Copagri, soluzione sono i contratti di filiera

"In un Paese come l'Italia, che è il maggior produttore mondiale di pasta e dal quale dipende ben un quarto della produzione globale, per un valore complessivo che supera addirittura i 20 miliardi di euro, è fondamentale che tutti i principali attori dell'agroalimentare si adoperino per sostenere concretamente la filiera del grano duro, comparto che contribuisce quotidianamente a tenere alta l'immagine del made in Italy nel mondo". Lo ha sottolineato il presidente della Copagri Tommaso Battista intervenendo alla riunione del Tavolo Frumento Duro, svoltosi al Dicastero dell'Agricoltura, della Sovranità Alimentare e delle Foreste.


"Per fare ciò, bisogna andare avanti con sempre maggiore determinazione sulla strada degli accordi di filiera, unico strumento in grado di tutelare realmente i produttori agricoli, lavorando per incidere sul deficit strutturale di grano duro del nostro Paese che, a fronte dei 4 milioni di tonnellate prodotti, necessita di quasi 6 milioni di tonnellate per rispondere al fabbisogno dell'industria molitoria", ha evidenziato Battista, ricordando che "l'Italia nella campagna 2022-2023 può contare su 1,21 milioni di ettari seminati a grano duro, in calo dell'1,4% sulla campagna precedente, e su una produzione stimata pari a circa 3,9 milioni di tonnellate, in leggera diminuzione rispetto ai 4,2 milioni di tonnellate della scorsa annata".


"Oltre agli accordi di filiera, i quali non possono che partire da regole di premialità individuate di comune accordo e concertate all'interno della filiera, bisogna mettere in campo ogni possibile strumento per sostenere il comparto del grano duro, partendo da tutte le innumerevoli possibilità offerte dalla ricerca e dall'innovazione, quali ad esempio un miglioramento dell'approccio agronomico alla coltura, un maggiore ricorso all'agricoltura e all'irrigazione di precisione, ma anche una sensibile apertura nei confronti dell'utilizzo delle cosiddette Tecniche di Evoluzione Assistita, Tea", ha suggerito il presidente.

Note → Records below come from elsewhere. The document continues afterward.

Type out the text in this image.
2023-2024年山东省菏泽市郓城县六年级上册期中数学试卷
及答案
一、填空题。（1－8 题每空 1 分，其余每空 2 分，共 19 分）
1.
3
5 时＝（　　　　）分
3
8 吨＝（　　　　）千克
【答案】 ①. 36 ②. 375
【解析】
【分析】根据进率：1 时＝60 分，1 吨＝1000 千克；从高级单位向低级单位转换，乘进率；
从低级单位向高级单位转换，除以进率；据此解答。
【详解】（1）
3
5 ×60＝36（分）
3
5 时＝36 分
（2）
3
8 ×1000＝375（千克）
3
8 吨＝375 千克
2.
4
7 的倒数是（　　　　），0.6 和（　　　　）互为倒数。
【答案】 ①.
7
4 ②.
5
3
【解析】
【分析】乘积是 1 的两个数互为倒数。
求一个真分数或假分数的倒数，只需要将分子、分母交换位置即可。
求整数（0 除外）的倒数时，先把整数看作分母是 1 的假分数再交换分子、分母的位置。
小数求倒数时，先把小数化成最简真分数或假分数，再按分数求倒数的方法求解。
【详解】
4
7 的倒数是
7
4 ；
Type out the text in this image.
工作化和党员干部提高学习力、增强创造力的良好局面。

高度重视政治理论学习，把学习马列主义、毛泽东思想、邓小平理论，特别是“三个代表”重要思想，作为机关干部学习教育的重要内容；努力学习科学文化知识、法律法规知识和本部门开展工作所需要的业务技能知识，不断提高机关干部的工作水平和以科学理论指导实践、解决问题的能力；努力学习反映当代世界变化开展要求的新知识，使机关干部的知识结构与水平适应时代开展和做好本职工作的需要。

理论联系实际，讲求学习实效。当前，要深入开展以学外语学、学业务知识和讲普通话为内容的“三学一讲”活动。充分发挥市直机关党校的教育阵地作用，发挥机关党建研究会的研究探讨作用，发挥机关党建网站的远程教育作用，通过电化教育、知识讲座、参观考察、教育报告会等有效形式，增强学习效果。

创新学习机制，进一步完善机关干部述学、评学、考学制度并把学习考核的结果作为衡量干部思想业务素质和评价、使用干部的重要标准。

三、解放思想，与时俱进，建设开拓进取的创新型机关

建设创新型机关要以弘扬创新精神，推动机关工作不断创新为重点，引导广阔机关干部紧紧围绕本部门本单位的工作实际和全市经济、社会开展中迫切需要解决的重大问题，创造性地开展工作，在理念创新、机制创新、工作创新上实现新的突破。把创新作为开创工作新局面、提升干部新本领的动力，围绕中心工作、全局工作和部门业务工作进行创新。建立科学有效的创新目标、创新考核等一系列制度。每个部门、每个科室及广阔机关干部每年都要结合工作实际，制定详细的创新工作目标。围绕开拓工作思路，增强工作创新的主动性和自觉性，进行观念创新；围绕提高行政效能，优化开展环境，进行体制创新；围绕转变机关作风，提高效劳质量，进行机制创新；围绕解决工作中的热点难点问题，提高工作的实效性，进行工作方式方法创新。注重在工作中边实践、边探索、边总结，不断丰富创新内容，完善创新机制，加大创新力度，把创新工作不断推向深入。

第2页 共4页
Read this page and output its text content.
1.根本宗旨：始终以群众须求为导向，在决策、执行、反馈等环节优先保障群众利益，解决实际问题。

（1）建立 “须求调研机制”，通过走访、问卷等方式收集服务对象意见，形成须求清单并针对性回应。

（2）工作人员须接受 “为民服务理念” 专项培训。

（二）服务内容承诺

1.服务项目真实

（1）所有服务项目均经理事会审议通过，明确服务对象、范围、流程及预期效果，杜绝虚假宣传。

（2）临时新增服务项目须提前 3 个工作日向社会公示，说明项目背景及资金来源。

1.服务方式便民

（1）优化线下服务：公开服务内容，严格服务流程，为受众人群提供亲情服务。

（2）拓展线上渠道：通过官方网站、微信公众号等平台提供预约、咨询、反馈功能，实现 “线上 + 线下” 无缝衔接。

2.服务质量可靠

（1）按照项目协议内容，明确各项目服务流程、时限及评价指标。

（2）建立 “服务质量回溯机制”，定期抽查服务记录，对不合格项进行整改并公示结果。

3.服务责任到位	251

"In seconda battuta, insieme al necessario lavoro per favorire la diffusione tra le aziende agricole delle più moderne tecniche colturali attraverso i servizi di divulgazione e la formazione continua degli imprenditori, bisognerà intervenire sulle strutture di stoccaggio, rinnovandole e andandone ed efficientare il funzionamento", ha concluso Battista.